If you follow a gluten-free diet and miss your pasta, this choice from Charlie’s Table is just what you are looking for. Bucatini is most famously paired with Amatriciana sauce, named for the town of Amatrice in the Lazio region of Italy.
- 1/2 cup San Marzano tomatoes (crushed)
- 3-4 ounces chopped guanciale (or pancetta)
- 1/4 cup onions, diced
- 1 clove garlic, minced
- 1/4 cup dry white wine
- salt and black pepper or red pepper flakes
- 1/4 cup grated Pecorino Romano or Parmesan cheese
- 9 to 12 ounces of Charlie’s Table Fresh Gluten-Free Bucatini
- Boil water and cook Charlie’s Table Bucatini for 3 minutes, or less for al dente.
- In a large pan, using medium heat, add the onions and garlic. Cook until the onions turn a light golden color.
- Add the guanciale (or pancetta) and cook until it is golden brown.

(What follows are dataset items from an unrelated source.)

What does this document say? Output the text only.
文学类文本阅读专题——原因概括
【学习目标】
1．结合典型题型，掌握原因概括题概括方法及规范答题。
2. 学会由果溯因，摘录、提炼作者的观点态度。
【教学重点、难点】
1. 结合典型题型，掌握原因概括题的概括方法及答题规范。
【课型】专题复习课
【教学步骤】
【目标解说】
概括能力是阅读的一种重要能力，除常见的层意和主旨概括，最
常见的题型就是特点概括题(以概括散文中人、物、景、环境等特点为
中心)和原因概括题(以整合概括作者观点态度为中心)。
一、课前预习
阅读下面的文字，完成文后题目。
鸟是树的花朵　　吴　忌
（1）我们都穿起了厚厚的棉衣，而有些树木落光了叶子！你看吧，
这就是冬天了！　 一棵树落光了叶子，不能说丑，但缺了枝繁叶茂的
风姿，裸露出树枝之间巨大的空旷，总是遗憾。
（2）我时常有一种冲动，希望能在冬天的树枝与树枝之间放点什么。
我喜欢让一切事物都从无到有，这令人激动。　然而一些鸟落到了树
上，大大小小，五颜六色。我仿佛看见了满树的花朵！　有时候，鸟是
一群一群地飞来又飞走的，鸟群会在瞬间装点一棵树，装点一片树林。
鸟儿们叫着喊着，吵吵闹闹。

- Add the white wine and reduce to half.
- Add San Marzano tomatoes. Cook until the sauce is nice and thick.
- Add salt and pepper and/or red pepper flakes to taste.
- Incorporate the cooked pasta and add a little bit of water from the pasta if needed to prevent the sauce from getting too dry. Toss to incorporate all the ingredients together.
- Plate the dish, add the cheese on top, and serve.